HOMER: ILIAD I is a reader for the first book of Homer's great war epic with notes and commentary by Simon Pulleyn, former lecturer in Classics at Merton College, Oxford.
Pulleyn begins with a 60-page introduction. He first discusses the question of authorship and the dispute over the Iliad's origin in oral or written poetry. He then talks about Homer's style, and the peculiarities of his syntax which may daunt beginning students. Pulleyn gives an explanation of the worldview of Homer and the Greeks, helping the student understand the difference between Greek religion and our own, and how the Greeks saw Man. His introduction to the Iliad itself concludes with a history of the poem's transmission, and the important of scholia in understanding ancient techniques of scholarship.
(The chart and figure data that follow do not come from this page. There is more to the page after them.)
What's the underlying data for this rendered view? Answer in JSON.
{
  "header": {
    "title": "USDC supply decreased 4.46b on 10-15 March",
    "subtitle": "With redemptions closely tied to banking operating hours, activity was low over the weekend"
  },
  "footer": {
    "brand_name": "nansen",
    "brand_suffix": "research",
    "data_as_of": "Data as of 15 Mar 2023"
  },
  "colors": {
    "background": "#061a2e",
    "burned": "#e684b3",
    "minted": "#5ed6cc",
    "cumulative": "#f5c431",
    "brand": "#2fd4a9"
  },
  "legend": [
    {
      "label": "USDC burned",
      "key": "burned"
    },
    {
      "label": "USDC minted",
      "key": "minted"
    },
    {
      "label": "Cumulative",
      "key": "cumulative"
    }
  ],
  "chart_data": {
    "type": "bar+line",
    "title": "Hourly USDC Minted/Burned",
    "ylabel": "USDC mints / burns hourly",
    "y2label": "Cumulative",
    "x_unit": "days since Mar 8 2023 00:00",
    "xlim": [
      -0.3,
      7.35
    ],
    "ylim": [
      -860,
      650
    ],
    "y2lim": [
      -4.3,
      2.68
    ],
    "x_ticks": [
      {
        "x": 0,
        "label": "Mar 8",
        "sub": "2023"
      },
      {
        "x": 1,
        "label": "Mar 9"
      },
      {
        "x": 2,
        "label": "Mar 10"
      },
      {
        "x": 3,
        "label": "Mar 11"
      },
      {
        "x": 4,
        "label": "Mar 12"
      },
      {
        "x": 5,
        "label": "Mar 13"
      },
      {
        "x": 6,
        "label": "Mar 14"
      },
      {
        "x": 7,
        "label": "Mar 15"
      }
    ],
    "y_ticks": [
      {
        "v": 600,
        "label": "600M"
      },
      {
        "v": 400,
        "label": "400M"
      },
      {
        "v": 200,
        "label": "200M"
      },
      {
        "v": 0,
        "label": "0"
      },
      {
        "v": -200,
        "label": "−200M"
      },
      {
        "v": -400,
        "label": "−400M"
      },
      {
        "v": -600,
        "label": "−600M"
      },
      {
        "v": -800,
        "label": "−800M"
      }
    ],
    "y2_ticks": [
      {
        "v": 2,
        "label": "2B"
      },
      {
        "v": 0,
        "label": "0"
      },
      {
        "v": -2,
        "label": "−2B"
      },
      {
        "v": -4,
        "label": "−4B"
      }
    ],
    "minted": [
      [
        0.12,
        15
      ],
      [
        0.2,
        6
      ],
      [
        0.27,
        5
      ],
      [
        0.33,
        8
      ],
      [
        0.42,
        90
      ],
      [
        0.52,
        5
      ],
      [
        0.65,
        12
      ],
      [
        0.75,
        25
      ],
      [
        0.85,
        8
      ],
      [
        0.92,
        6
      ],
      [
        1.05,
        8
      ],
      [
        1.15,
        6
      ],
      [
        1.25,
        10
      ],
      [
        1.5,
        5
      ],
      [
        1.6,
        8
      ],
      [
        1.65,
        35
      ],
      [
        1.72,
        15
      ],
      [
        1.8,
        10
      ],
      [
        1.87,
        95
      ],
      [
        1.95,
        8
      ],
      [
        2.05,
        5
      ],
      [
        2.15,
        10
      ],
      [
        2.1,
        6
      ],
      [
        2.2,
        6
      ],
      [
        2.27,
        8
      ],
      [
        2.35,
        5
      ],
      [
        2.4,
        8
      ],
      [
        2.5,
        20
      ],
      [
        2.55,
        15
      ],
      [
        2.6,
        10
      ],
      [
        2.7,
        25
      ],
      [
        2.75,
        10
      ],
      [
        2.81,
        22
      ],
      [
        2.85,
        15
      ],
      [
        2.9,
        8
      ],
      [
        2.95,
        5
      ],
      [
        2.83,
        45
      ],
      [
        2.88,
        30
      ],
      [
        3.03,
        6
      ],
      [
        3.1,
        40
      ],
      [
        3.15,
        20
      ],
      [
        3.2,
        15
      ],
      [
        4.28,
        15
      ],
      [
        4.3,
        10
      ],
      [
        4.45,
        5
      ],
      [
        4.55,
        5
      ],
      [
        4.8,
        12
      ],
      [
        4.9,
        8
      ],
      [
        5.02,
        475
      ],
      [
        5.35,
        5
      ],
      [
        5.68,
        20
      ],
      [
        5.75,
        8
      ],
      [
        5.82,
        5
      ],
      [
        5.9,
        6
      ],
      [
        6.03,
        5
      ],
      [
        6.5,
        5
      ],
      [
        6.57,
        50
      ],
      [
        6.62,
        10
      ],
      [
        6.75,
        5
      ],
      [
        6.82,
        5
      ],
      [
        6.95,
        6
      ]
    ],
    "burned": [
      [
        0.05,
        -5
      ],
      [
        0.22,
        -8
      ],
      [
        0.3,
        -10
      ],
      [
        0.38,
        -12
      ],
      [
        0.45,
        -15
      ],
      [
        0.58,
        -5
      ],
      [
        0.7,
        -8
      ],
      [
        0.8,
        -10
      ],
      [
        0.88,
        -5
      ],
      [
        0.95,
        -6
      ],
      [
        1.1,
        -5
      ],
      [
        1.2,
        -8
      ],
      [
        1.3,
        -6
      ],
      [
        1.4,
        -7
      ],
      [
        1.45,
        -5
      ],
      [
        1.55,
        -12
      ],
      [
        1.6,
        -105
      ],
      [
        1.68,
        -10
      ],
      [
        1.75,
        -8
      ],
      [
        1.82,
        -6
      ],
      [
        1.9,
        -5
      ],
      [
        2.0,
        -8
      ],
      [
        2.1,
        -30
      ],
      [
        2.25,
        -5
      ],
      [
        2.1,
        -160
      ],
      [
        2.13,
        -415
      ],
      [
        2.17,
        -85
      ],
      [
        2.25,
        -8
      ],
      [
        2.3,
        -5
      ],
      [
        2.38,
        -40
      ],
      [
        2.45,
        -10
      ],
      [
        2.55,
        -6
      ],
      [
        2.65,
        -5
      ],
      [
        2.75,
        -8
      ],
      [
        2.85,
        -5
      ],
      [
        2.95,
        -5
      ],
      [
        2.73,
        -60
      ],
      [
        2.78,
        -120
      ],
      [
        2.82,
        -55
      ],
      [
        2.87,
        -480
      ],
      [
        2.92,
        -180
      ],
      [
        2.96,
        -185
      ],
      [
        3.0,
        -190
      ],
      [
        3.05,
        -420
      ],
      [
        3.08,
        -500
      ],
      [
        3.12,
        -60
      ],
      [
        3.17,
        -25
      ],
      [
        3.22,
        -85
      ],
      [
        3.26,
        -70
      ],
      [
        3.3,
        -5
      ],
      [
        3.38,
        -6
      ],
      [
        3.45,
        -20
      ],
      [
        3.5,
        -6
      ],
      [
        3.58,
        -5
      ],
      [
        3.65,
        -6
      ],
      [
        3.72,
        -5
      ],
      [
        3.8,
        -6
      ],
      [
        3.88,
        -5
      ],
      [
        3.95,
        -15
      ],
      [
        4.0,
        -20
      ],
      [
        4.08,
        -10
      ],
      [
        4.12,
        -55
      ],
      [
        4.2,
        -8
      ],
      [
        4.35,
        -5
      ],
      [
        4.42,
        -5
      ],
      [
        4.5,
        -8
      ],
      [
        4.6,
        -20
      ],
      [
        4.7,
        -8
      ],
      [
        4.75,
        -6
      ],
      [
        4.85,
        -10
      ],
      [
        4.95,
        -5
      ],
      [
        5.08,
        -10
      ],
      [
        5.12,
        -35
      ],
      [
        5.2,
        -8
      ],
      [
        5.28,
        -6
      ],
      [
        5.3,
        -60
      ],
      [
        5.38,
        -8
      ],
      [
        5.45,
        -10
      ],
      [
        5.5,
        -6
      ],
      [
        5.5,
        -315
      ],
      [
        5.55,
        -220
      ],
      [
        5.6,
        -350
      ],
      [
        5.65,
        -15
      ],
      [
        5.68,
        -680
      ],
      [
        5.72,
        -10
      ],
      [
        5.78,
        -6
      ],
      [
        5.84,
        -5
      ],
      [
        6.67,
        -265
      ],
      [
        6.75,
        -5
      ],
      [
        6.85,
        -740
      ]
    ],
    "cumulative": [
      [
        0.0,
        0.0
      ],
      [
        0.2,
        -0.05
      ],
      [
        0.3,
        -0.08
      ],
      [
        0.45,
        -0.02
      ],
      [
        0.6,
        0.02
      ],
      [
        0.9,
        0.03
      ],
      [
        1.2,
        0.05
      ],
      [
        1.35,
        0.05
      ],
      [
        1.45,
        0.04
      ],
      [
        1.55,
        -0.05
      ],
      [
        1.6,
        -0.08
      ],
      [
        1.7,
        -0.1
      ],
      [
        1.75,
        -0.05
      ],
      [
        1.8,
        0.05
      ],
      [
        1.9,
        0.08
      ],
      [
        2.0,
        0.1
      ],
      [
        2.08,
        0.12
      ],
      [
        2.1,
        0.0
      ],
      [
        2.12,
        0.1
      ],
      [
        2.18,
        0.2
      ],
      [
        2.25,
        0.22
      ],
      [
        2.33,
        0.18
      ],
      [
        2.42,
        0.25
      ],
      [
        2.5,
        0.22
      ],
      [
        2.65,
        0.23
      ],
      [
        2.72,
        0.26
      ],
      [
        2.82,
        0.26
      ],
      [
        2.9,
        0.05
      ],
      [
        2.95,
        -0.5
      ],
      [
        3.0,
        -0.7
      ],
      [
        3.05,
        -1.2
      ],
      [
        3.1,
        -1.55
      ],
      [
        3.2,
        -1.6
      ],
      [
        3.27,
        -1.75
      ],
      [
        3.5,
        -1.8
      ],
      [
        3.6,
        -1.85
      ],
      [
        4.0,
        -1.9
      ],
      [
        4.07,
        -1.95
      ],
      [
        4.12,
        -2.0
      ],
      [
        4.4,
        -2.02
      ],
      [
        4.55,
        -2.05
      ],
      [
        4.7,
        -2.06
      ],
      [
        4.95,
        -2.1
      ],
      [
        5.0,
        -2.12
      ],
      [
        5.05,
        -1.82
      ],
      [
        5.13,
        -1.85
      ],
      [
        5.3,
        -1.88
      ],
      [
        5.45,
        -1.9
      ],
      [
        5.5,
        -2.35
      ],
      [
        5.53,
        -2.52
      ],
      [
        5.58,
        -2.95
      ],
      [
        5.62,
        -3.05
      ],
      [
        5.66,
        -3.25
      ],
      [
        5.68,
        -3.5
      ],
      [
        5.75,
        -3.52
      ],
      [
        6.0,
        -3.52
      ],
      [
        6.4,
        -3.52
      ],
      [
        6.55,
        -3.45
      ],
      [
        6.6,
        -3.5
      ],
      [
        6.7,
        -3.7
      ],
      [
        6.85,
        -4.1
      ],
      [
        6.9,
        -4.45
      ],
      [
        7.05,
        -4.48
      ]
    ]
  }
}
Finally, Pulleyn gives an overview of the Homeric dialect of Greek and its differences from Attic, as well as the phenomenon of digamma, and a guide to epic metre. I was disappointed to see that Pulleyn does not give a list of words in which digamma should be assumed, and he forces the student to obtain another text that does have this detail.
The Greek text of Book I of the Iliad itself is that of the Oxford Classical Text. Set in the typeface Oxonia, it should be supremely readable, though I found it photocopied a bit too small. Pulleyn provides a facing-page translation into English meant as a crib. It does not, of course, seek to compete with the literary translations of Fagles or Lattimore, but it does balance readability and the need to translate line by line without paraphrase.
Pulleyn the text with abundant notes; nearly every second line is commented on. He clarifies both difficulties of grammar and matters of Greek culture. Instead of given an authoritative explanation in many instances (such as in the question of Athena's attribute "glaukopos"), he speaks of how the matter is viewed by various scholars. A glossary and index end the book. The glossary contains, apparently, all words used in the first book. Irregular principal parts of verbs are given only if they too appear in the text, which may prove vexing to students wishing to prepare flashcards from which all forms can be deduced.
What I especially like about Pulleyn's reader is its incorporation of comparative linguistics and comparative poetics. It is a nice touch to explain the nominative dual osse "eyes" as coming from Proto-Indo-European *okwye (or, with laryngeal, *H1ekwye). In his introduction he compares certain portions of the Iliad to works of both other Indo-European peoples and the Greek's non-IE neighbours in the Near East, showing how the Iliad is a fusion of many sources into one Greek original.
In spite of a few minor drawbacks, ILIAD: BOOK ONE is an excellent reader and will prove quite useful to the student of Homeric Greek. Be sure to get a list of vocabulary with digamma indicated, however.